How frequently can someone screw up? How badly can someone wreck something that coulda been a contender? I think that Marc Zuckerberg and company are dedicated to finding out the answer to this incredibly stupid set of questions - and they are passionate about it. Its getting to be old news when its news - Facebook Screws Up Again! The headlines don't even scream it out anymore. Its more like, "hey dude, Facebook f----ed up again, ja hear?" "Yeah, ja hear that Tina and I are getting back together?" "NO WAY!" "Way." Or this text message: U hr Fbk f-ed up? K. TTUL. That's how commonplace their major league screw ups have been. Look, I get it. They want to turn a buck or two in revenue and a half a buck or so in profit. Been around, have 60 million "assets" a.k.a. friends a.k.a. profiles that should be MONEY (in all ways you can translate that). But they keep forgetting that their social network has evolved to the point that there are "rules of conduct" and there are "privacy concerns." Thats spelled p-r-i-v-a-c-y, Facebook moguls. That they may be masters of their Facebook universe but they are slaves to its behaviors. They have no way out.

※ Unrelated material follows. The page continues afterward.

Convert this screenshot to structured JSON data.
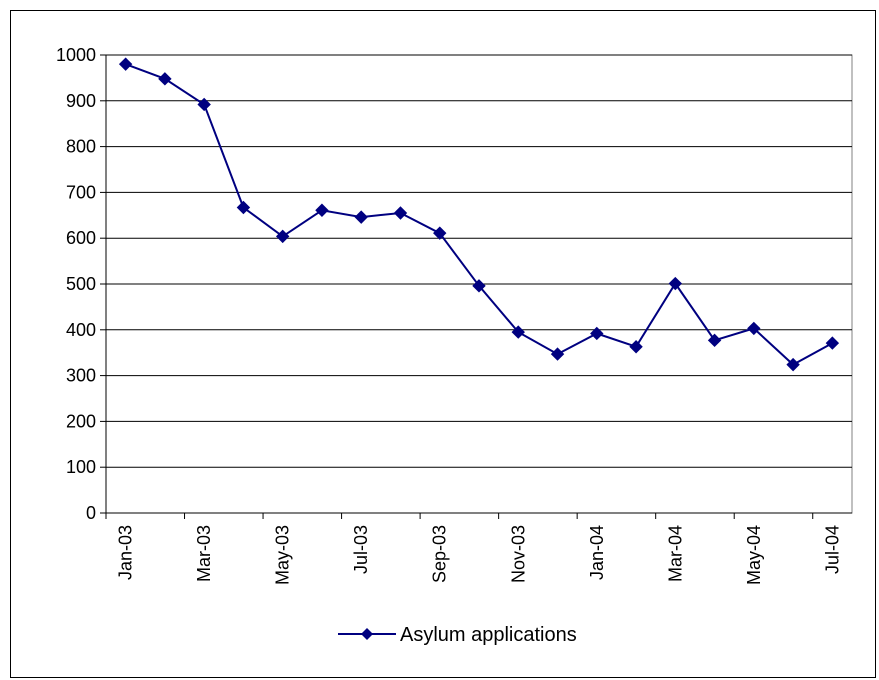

Yet, even after the Beacon fiasco of a few months ago, they seemed to have not learned ANYTHING. On Friday, an op. ed. appeared in the Washington Post by staffer Catherine Rampell called "What Facebook Knows That You Don't." The piece highlights a series of recent articles that say:
- The social network is responsible for providing a reasonable expectation of privacy for each and every member of the network. That means that the individual who provides the profile retains ownership of the profile and is, in effect, licensing the use of that profile in a limited way.
- That the terms of the "license" must be mutually agreeable and always transparent. There are no hidden or undue uses of the profile by the social network.

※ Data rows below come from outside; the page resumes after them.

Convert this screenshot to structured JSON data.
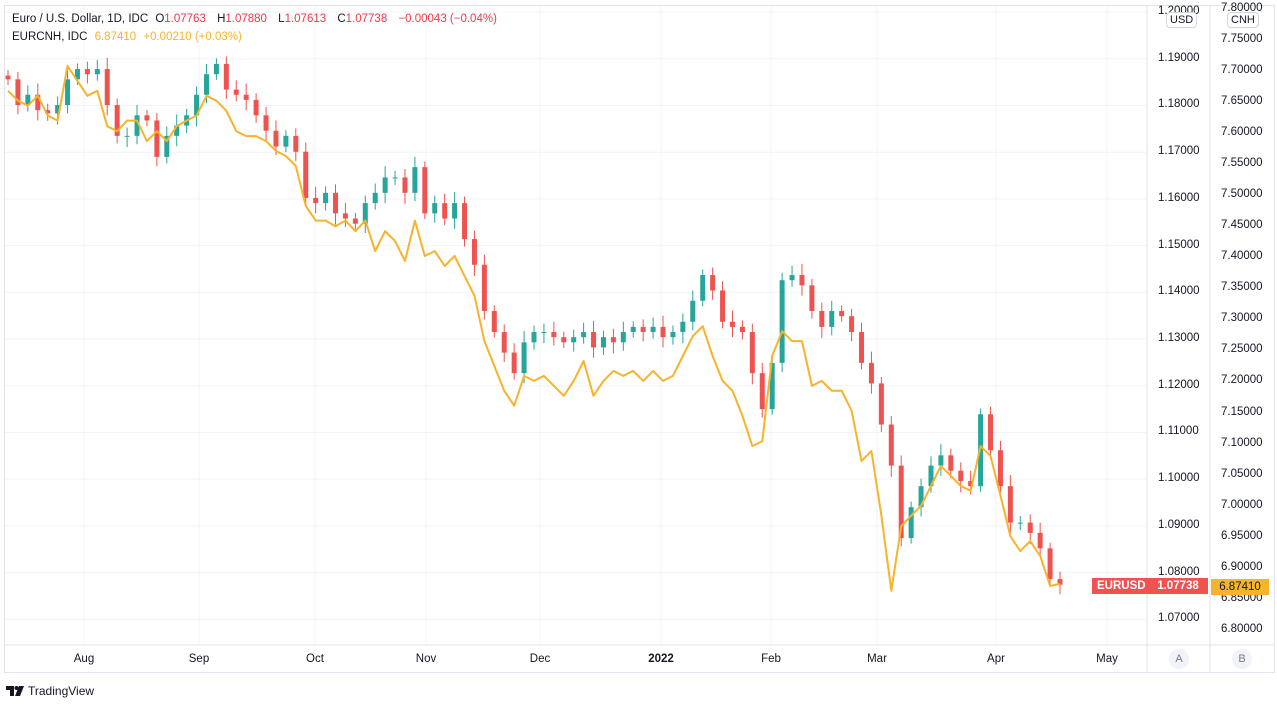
{
  "legend": {
    "main_title": "Euro / U.S. Dollar, 1D, IDC",
    "o_label": "O",
    "open": "1.07763",
    "h_label": "H",
    "high": "1.07880",
    "l_label": "L",
    "low": "1.07613",
    "c_label": "C",
    "close": "1.07738",
    "change": "−0.00043 (−0.04%)",
    "compare_title": "EURCNH, IDC",
    "compare_value": "6.87410",
    "compare_change": "+0.00210 (+0.03%)"
  },
  "axes": {
    "left_unit": "USD",
    "right_unit": "CNH",
    "left_scale_button": "A",
    "right_scale_button": "B"
  },
  "price_tags": {
    "symbol": "EURUSD",
    "eurusd_last": "1.07738",
    "eurcnh_last": "6.87410"
  },
  "branding": "TradingView",
  "colors": {
    "up": "#26a69a",
    "down": "#ef5350",
    "compare": "#f7b32b",
    "grid": "#f0f3fa"
  },
  "chart_data": {
    "type": "candlestick+line",
    "title": "Euro / U.S. Dollar, 1D, IDC",
    "x_ticks": [
      "Aug",
      "Sep",
      "Oct",
      "Nov",
      "Dec",
      "2022",
      "Feb",
      "Mar",
      "Apr",
      "May"
    ],
    "left_axis": {
      "unit": "USD",
      "ticks": [
        "1.20000",
        "1.19000",
        "1.18000",
        "1.17000",
        "1.16000",
        "1.15000",
        "1.14000",
        "1.13000",
        "1.12000",
        "1.11000",
        "1.10000",
        "1.09000",
        "1.08000",
        "1.07000"
      ],
      "range": [
        1.0645,
        1.2013
      ]
    },
    "right_axis": {
      "unit": "CNH",
      "ticks": [
        "7.80000",
        "7.75000",
        "7.70000",
        "7.65000",
        "7.60000",
        "7.55000",
        "7.50000",
        "7.45000",
        "7.40000",
        "7.35000",
        "7.30000",
        "7.25000",
        "7.20000",
        "7.15000",
        "7.10000",
        "7.05000",
        "7.00000",
        "6.95000",
        "6.90000",
        "6.85000",
        "6.80000"
      ],
      "range": [
        6.7758,
        7.8045
      ]
    },
    "eurusd_closes": [
      1.1856,
      1.1801,
      1.1823,
      1.179,
      1.1783,
      1.1801,
      1.1856,
      1.1878,
      1.1867,
      1.1878,
      1.1801,
      1.1735,
      1.1735,
      1.1779,
      1.1768,
      1.169,
      1.1735,
      1.1757,
      1.1779,
      1.1823,
      1.1867,
      1.1889,
      1.1834,
      1.1823,
      1.1812,
      1.1779,
      1.1746,
      1.1712,
      1.1735,
      1.1701,
      1.1602,
      1.1591,
      1.1613,
      1.1569,
      1.1558,
      1.1547,
      1.1591,
      1.1613,
      1.1646,
      1.1646,
      1.1613,
      1.1668,
      1.1569,
      1.1591,
      1.1558,
      1.1591,
      1.1514,
      1.1459,
      1.136,
      1.1315,
      1.1271,
      1.1227,
      1.1293,
      1.1315,
      1.1315,
      1.1304,
      1.1293,
      1.1304,
      1.1315,
      1.1282,
      1.1304,
      1.1293,
      1.1315,
      1.1326,
      1.1315,
      1.1326,
      1.1304,
      1.1315,
      1.1337,
      1.1382,
      1.1437,
      1.1404,
      1.1337,
      1.1326,
      1.1315,
      1.1227,
      1.115,
      1.1249,
      1.1426,
      1.1437,
      1.1415,
      1.136,
      1.1326,
      1.136,
      1.1349,
      1.1315,
      1.1249,
      1.1205,
      1.1117,
      1.1029,
      1.0874,
      1.094,
      1.0985,
      1.1029,
      1.1051,
      1.1018,
      1.0996,
      1.0985,
      1.1139,
      1.1062,
      1.0985,
      1.0907,
      1.0907,
      1.0885,
      1.0852,
      1.0786,
      1.0774
    ],
    "eurcnh": [
      7.668,
      7.652,
      7.644,
      7.66,
      7.628,
      7.62,
      7.708,
      7.684,
      7.66,
      7.668,
      7.611,
      7.603,
      7.62,
      7.62,
      7.587,
      7.603,
      7.587,
      7.611,
      7.62,
      7.628,
      7.66,
      7.652,
      7.636,
      7.603,
      7.595,
      7.595,
      7.587,
      7.571,
      7.563,
      7.547,
      7.483,
      7.459,
      7.459,
      7.45,
      7.459,
      7.442,
      7.459,
      7.41,
      7.442,
      7.426,
      7.394,
      7.459,
      7.402,
      7.41,
      7.386,
      7.402,
      7.37,
      7.338,
      7.265,
      7.225,
      7.185,
      7.161,
      7.209,
      7.201,
      7.209,
      7.193,
      7.177,
      7.201,
      7.233,
      7.177,
      7.201,
      7.217,
      7.209,
      7.217,
      7.201,
      7.217,
      7.201,
      7.209,
      7.241,
      7.273,
      7.289,
      7.241,
      7.201,
      7.185,
      7.145,
      7.096,
      7.104,
      7.241,
      7.281,
      7.265,
      7.265,
      7.193,
      7.201,
      7.185,
      7.185,
      7.153,
      7.072,
      7.088,
      6.984,
      6.863,
      6.967,
      6.984,
      7.0,
      7.032,
      7.064,
      7.048,
      7.032,
      7.024,
      7.096,
      7.08,
      7.016,
      6.951,
      6.927,
      6.943,
      6.919,
      6.871,
      6.874
    ]
  }
}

- The social network is must do what it has to so that it is trusted AS A PEER by the individual members of the social network. This one is the most important and is critical to all businesses now. I'll be elaborating on this in future entries. For now, suffice to say, the social network can't be seen as an abstract entity by the individual members. It MUST be seen as a "trusted peer" to be successful.